Sorting through them, you care about
not the name, but the title,
which is the weight of the card.
From it, you assess the function,
estimating the time and place
for any possible uses.
If there is no direct application,
indirect values are explored.
For instance, to refer it to a friend –
there may be a potential return
of some kind in future…
To imagine a relationship from a card
is unlike fantasizing sex from pornography,
which is, more or less, poetic.
The most non-poetic essence
of imagination
is to have interests deduced
from symbols!
Chengde Chen is the author of Five Themes of Today: philosophical poems. Readers can find out more about Chengde and his poems here
10 comments:
“In sorting through [the name cards], you care about not the name, but the title.” Certainly true, as a general rule—where titles often carry more symbolic weight than otherwise-unrecognized personal names. (Especially in a world where, we have been told repeatedly, many people derive personal identity and worth from their jobs and associated ‘job titles’, whose symbolism often aims to imply value of one kind or another.) Might, though, the sample card shown here prove the exception to that otherwise valid rule? For this card, which trumpets the name Albert Einstein, might one care more about the name than the title? Is the name ‘Einstein’ the overwhelmingly most powerful ‘symbol’ from which, as the poem says, ‘interests [are] deduced’? Was that an intended sleight? There has been, after all, only one Einstein, but tens of thousands of ‘professors of physics’. (Ditto for a card that announces, say, the name ‘Georg Wilhelm Friedrich Hegel’ and the title ‘philosopher’.)
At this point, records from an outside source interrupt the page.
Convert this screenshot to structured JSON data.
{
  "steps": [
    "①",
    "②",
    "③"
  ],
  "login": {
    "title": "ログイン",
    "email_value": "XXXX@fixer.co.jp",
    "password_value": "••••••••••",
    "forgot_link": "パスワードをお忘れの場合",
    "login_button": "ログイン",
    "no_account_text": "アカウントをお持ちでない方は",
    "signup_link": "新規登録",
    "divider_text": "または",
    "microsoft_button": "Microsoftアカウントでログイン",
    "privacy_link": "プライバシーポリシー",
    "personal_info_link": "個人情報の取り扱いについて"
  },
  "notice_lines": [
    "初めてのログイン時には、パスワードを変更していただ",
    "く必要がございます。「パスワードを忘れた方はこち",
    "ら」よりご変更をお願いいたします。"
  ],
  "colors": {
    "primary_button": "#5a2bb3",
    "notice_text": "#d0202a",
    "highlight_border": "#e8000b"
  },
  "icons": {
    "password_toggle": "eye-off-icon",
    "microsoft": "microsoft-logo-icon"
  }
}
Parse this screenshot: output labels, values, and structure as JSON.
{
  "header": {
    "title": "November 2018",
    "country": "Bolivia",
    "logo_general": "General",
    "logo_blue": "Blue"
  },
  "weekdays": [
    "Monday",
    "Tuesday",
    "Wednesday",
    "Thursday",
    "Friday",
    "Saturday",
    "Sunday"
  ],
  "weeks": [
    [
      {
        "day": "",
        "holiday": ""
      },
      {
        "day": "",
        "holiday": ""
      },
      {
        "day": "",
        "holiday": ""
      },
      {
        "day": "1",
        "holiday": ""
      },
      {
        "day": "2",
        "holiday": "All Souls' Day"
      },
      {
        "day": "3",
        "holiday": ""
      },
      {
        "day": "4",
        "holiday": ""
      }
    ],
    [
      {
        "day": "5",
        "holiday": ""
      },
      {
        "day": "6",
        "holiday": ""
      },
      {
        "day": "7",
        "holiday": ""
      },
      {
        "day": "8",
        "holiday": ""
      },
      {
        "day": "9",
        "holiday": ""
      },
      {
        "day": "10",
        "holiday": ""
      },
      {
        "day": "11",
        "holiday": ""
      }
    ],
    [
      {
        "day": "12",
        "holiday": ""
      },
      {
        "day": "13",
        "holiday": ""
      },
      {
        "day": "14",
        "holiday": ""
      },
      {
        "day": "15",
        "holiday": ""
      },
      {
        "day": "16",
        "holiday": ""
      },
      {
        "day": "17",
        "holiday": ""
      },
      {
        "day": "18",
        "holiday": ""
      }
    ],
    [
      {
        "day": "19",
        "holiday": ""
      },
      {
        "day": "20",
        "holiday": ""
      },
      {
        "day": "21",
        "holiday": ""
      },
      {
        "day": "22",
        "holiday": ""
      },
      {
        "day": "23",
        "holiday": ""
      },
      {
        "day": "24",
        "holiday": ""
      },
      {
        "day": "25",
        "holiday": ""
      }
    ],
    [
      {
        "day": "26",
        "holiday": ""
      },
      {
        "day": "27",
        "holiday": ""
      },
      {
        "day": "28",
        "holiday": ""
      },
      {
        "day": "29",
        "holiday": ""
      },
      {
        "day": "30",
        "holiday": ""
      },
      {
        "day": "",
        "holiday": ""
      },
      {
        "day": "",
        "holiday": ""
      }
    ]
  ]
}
Well spotted, Keith! No, it’s not an intended sleight, but the card (found by Dr Martin Cohen) is so striking that it makes one forget the poem all together!
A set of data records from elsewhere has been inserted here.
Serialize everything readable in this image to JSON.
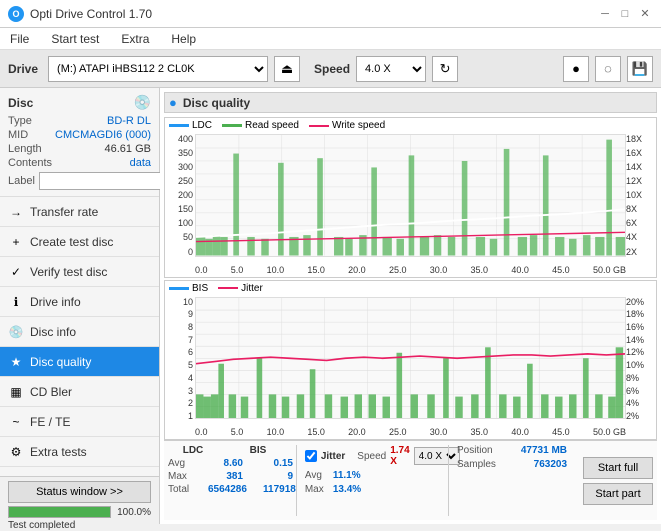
{
  "app": {
    "title": "Opti Drive Control 1.70",
    "logo": "O"
  },
  "titlebar": {
    "title": "Opti Drive Control 1.70",
    "minimize": "─",
    "maximize": "□",
    "close": "✕"
  },
  "menubar": {
    "items": [
      "File",
      "Start test",
      "Extra",
      "Help"
    ]
  },
  "toolbar": {
    "drive_label": "Drive",
    "drive_value": "(M:)  ATAPI iHBS112  2 CL0K",
    "speed_label": "Speed",
    "speed_value": "4.0 X",
    "eject_icon": "⏏",
    "burn_icon": "●",
    "erase_icon": "◌",
    "save_icon": "💾"
  },
  "disc": {
    "section_title": "Disc",
    "type_label": "Type",
    "type_value": "BD-R DL",
    "mid_label": "MID",
    "mid_value": "CMCMAGDI6 (000)",
    "length_label": "Length",
    "length_value": "46.61 GB",
    "contents_label": "Contents",
    "contents_value": "data",
    "label_label": "Label",
    "label_placeholder": ""
  },
  "sidebar_nav": [
    {
      "id": "transfer-rate",
      "label": "Transfer rate",
      "icon": "→"
    },
    {
      "id": "create-test-disc",
      "label": "Create test disc",
      "icon": "+"
    },
    {
      "id": "verify-test-disc",
      "label": "Verify test disc",
      "icon": "✓"
    },
    {
      "id": "drive-info",
      "label": "Drive info",
      "icon": "ℹ"
    },
    {
      "id": "disc-info",
      "label": "Disc info",
      "icon": "💿"
    },
    {
      "id": "disc-quality",
      "label": "Disc quality",
      "icon": "★",
      "active": true
    },
    {
      "id": "cd-bler",
      "label": "CD Bler",
      "icon": "▦"
    },
    {
      "id": "fe-te",
      "label": "FE / TE",
      "icon": "~"
    },
    {
      "id": "extra-tests",
      "label": "Extra tests",
      "icon": "⚙"
    }
  ],
  "status": {
    "window_btn": "Status window >>",
    "progress_pct": "100.0%",
    "completed_text": "Test completed"
  },
  "dq": {
    "title": "Disc quality",
    "chart1": {
      "title": "LDC / Read / Write",
      "legend": [
        {
          "id": "ldc",
          "label": "LDC",
          "color": "#2196F3"
        },
        {
          "id": "read",
          "label": "Read speed",
          "color": "#4CAF50"
        },
        {
          "id": "write",
          "label": "Write speed",
          "color": "#E91E63"
        }
      ],
      "y_left": [
        "400",
        "350",
        "300",
        "250",
        "200",
        "150",
        "100",
        "50",
        "0"
      ],
      "y_right": [
        "18X",
        "16X",
        "14X",
        "12X",
        "10X",
        "8X",
        "6X",
        "4X",
        "2X"
      ],
      "x_labels": [
        "0.0",
        "5.0",
        "10.0",
        "15.0",
        "20.0",
        "25.0",
        "30.0",
        "35.0",
        "40.0",
        "45.0",
        "50.0 GB"
      ]
    },
    "chart2": {
      "title": "BIS / Jitter",
      "legend": [
        {
          "id": "bis",
          "label": "BIS",
          "color": "#2196F3"
        },
        {
          "id": "jitter",
          "label": "Jitter",
          "color": "#E91E63"
        }
      ],
      "y_left": [
        "10",
        "9",
        "8",
        "7",
        "6",
        "5",
        "4",
        "3",
        "2",
        "1"
      ],
      "y_right": [
        "20%",
        "18%",
        "16%",
        "14%",
        "12%",
        "10%",
        "8%",
        "6%",
        "4%",
        "2%"
      ],
      "x_labels": [
        "0.0",
        "5.0",
        "10.0",
        "15.0",
        "20.0",
        "25.0",
        "30.0",
        "35.0",
        "40.0",
        "45.0",
        "50.0 GB"
      ]
    }
  },
  "stats": {
    "ldc_label": "LDC",
    "bis_label": "BIS",
    "jitter_label": "Jitter",
    "speed_label": "Speed",
    "avg_label": "Avg",
    "max_label": "Max",
    "total_label": "Total",
    "ldc_avg": "8.60",
    "ldc_max": "381",
    "ldc_total": "6564286",
    "bis_avg": "0.15",
    "bis_max": "9",
    "bis_total": "117918",
    "jitter_avg": "11.1%",
    "jitter_max": "13.4%",
    "jitter_total": "",
    "speed_val": "1.74 X",
    "speed_sel": "4.0 X",
    "position_label": "Position",
    "samples_label": "Samples",
    "position_val": "47731 MB",
    "samples_val": "763203",
    "jitter_checked": true,
    "btn_full": "Start full",
    "btn_part": "Start part"
  }
}
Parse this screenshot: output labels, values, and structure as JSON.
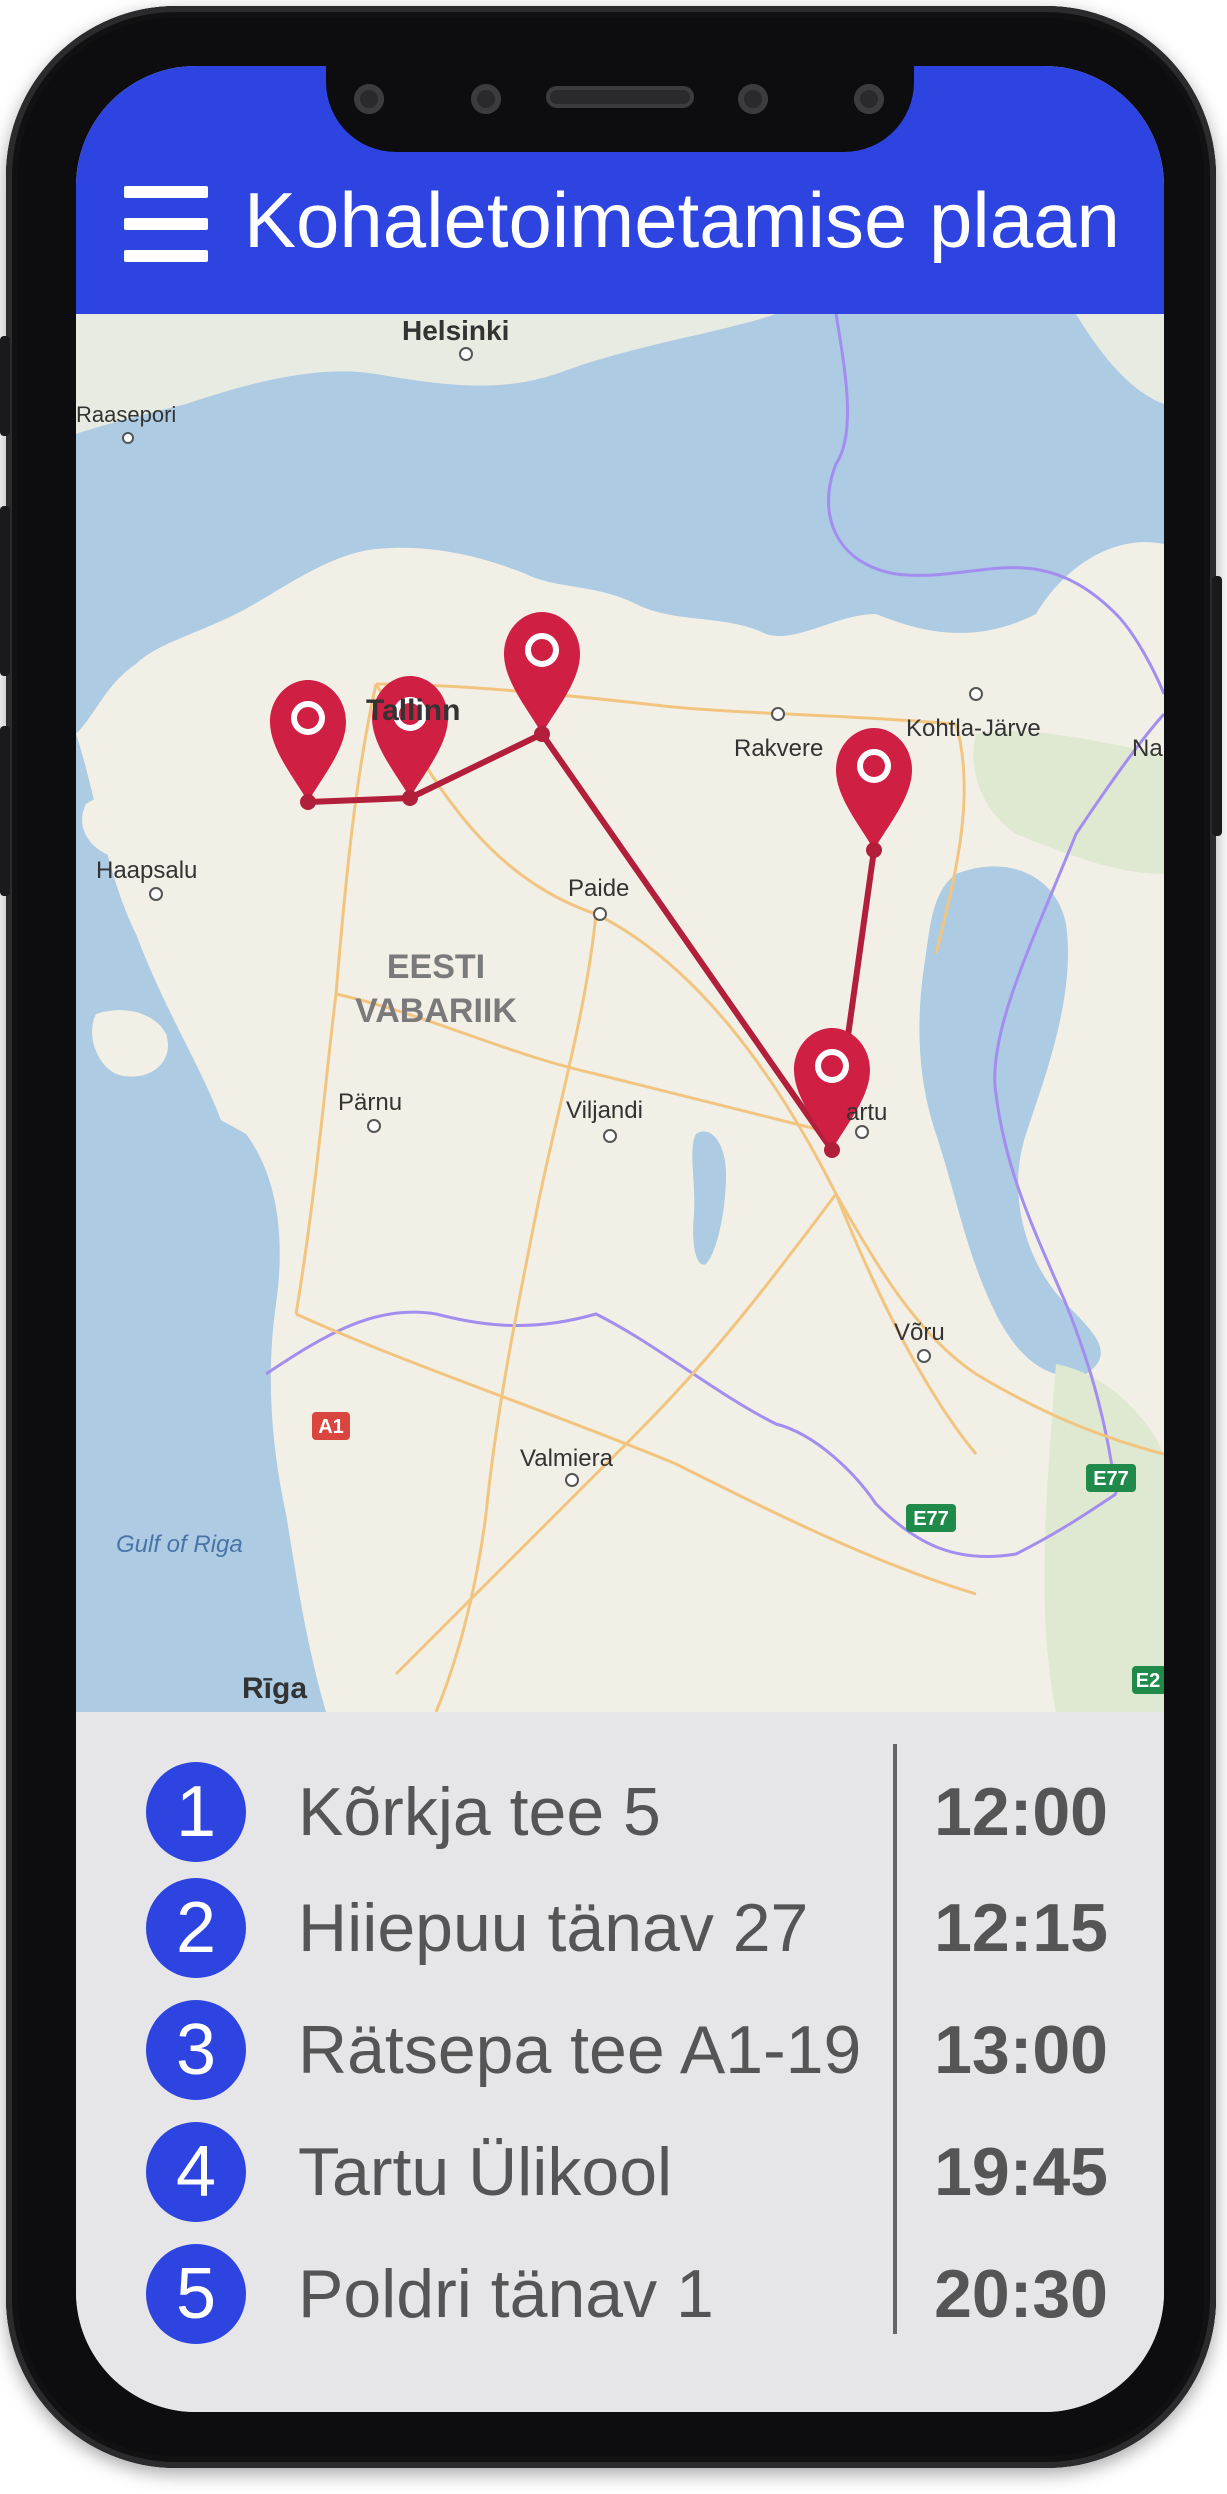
{
  "header": {
    "title": "Kohaletoimetamise plaan",
    "menu_icon": "hamburger-menu-icon",
    "color": "#2d44e0"
  },
  "map": {
    "country_label": [
      "EESTI",
      "VABARIIK"
    ],
    "places": [
      "Helsinki",
      "Raasepori",
      "Tallinn",
      "Rakvere",
      "Kohtla-Järve",
      "Na",
      "Haapsalu",
      "Paide",
      "Pärnu",
      "Viljandi",
      "artu",
      "Võru",
      "Valmiera",
      "Rīga",
      "Gulf of Riga"
    ],
    "road_shields": [
      "A1",
      "E77",
      "E77",
      "E2"
    ],
    "route_color": "#b21f3a",
    "marker_icon": "map-pin-icon"
  },
  "deliveries": [
    {
      "number": "1",
      "address": "Kõrkja tee 5",
      "time": "12:00"
    },
    {
      "number": "2",
      "address": "Hiiepuu tänav 27",
      "time": "12:15"
    },
    {
      "number": "3",
      "address": "Rätsepa tee A1-19",
      "time": "13:00"
    },
    {
      "number": "4",
      "address": "Tartu Ülikool",
      "time": "19:45"
    },
    {
      "number": "5",
      "address": "Poldri tänav 1",
      "time": "20:30"
    }
  ]
}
I wonder whether anyone still remembers another way. While it may seem superstitious to some, I rather like the religious tradition which considers that every meeting is for nothing, just see what God does.
The metaphor in verse 3 seems rather overused today. One that comes to mind in the moment is the man who tried to hack out our Church's stained glass to obtain the lead. Metaphors of such a kind are legion today.
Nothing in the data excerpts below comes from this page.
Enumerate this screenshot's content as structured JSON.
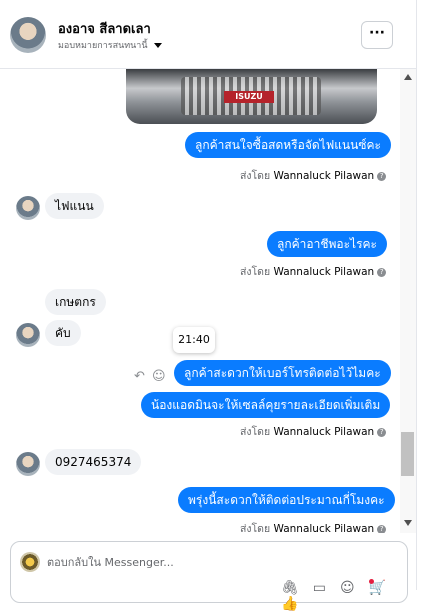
{
  "header": {
    "name": "องอาจ สีลาดเลา",
    "assign_label": "มอบหมายการสนทนานี้",
    "more_label": "···"
  },
  "thread": {
    "photo_logo": "ISUZU",
    "messages": [
      {
        "side": "out",
        "text": "ลูกค้าสนใจซื้อสดหรือจัดไฟแนนซ์คะ"
      },
      {
        "side": "in",
        "text": "ไฟแนน"
      },
      {
        "side": "out",
        "text": "ลูกค้าอาชีพอะไรคะ"
      },
      {
        "side": "in",
        "text": "เกษตกร"
      },
      {
        "side": "in",
        "text": "คับ"
      },
      {
        "side": "out",
        "text": "ลูกค้าสะดวกให้เบอร์โทรติดต่อไว้ไมคะ"
      },
      {
        "side": "out",
        "text": "น้องแอดมินจะให้เซลล์คุยรายละเอียดเพิ่มเติม"
      },
      {
        "side": "in",
        "text": "0927465374"
      },
      {
        "side": "out",
        "text": "พรุ่งนี้สะดวกให้ติดต่อประมาณกี่โมงคะ"
      }
    ],
    "sent_by_prefix": "ส่งโดย",
    "sent_by_name": "Wannaluck Pilawan",
    "tooltip_time": "21:40"
  },
  "composer": {
    "placeholder": "ตอบกลับใน Messenger..."
  },
  "colors": {
    "accent": "#0a7cff",
    "incoming": "#f0f2f5"
  }
}
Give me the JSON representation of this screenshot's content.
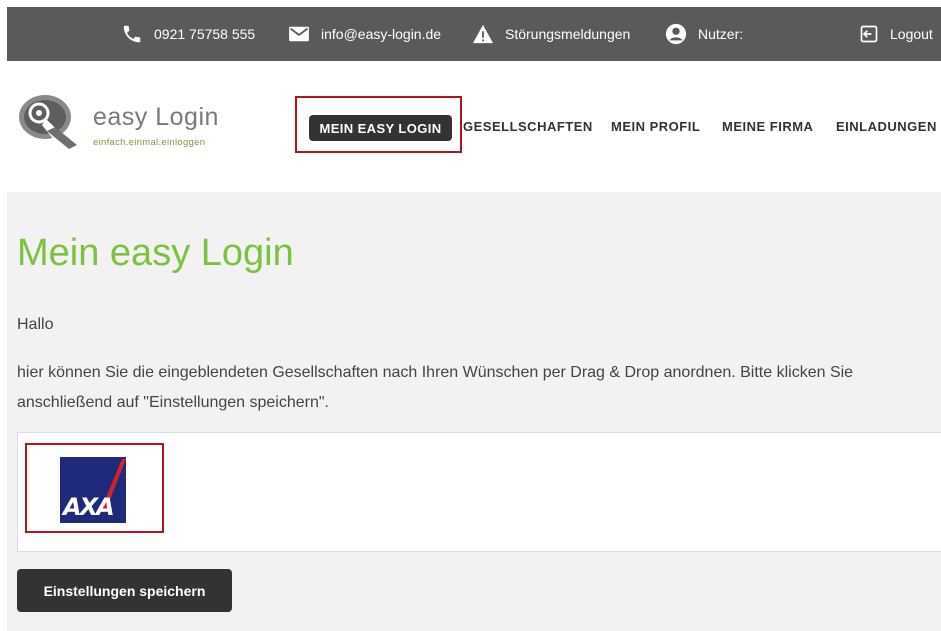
{
  "topbar": {
    "phone": "0921 75758 555",
    "email": "info@easy-login.de",
    "alerts": "Störungsmeldungen",
    "user": "Nutzer:",
    "logout": "Logout",
    "icons": [
      "phone-icon",
      "mail-icon",
      "warning-icon",
      "user-icon",
      "logout-icon"
    ]
  },
  "logo": {
    "name": "easy Login",
    "tagline": "einfach.einmal.einloggen"
  },
  "nav": {
    "items": [
      {
        "label": "MEIN EASY LOGIN",
        "active": true
      },
      {
        "label": "GESELLSCHAFTEN",
        "active": false
      },
      {
        "label": "MEIN PROFIL",
        "active": false
      },
      {
        "label": "MEINE FIRMA",
        "active": false
      },
      {
        "label": "EINLADUNGEN",
        "active": false
      }
    ]
  },
  "main": {
    "title": "Mein easy Login",
    "greeting": "Hallo",
    "intro": "hier können Sie die eingeblendeten Gesellschaften nach Ihren Wünschen per Drag & Drop anordnen. Bitte klicken Sie anschließend auf \"Einstellungen speichern\".",
    "companies": [
      {
        "name": "AXA",
        "logo": "axa-logo"
      }
    ],
    "save_label": "Einstellungen speichern"
  },
  "colors": {
    "topbar_bg": "#5a5a5a",
    "accent_green": "#7dc141",
    "dark_button": "#333333",
    "highlight_red": "#b5121b",
    "axa_blue": "#1f2a7a",
    "axa_red": "#d2232a"
  }
}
Oh no! I certainly hope not! For me, anyway, I found the image brought your always-perspicacious idea out
Why is that a metaphor? Isn't it just a leteral case of someone with different values? Private profit versus community aspirations?
By no means, Chengde, does the card take even a jot of attention away from your poem! There's no question that your poem remains at the center. The poem achieves what all your writing does, which is to succinctly yet descriptively weave an important thought.
To have interests deduced from symbols is what publicity has done, what is the relationship indeed? Maybe only a world where private property is so important could get to such aspirations?
Exactly! Some would say that we have become our symbols and lost contact with our true interests too?
Would a Taoist need a name-card?
Interesting question, Tessa. Spirituality, humility, balance, naturalness, piety, grace, virtuosity, yin-yang complementarity, and all the rest notwithstanding, we’re still left with slightly mundane (and slightly tongue-in-cheek!) questions: Does the Taoist in question choose to attend professional conferences? Business meetings? Work socials? Formal events? If the answers are no, no, no, and no, then the answer to “Does a Taoist need a name card?” is perhaps no. Otherwise, the answer may well be yes—as, lamentably, even Lao Tzu, to whom the seminal Tao Te Ching is attributed, might need a name card, his not enjoying the recognition—in the West, anyway—of an Albert Einstein (or, for that matter, of the purported Taoist Bruce Lee). However, on pure principle—and perhaps even more to your point—a Taoist might spurn a name card, not caring about recognition and believing a name card sullies! In this vein, ‘needing’ and ‘wanting’ are, of course, very different.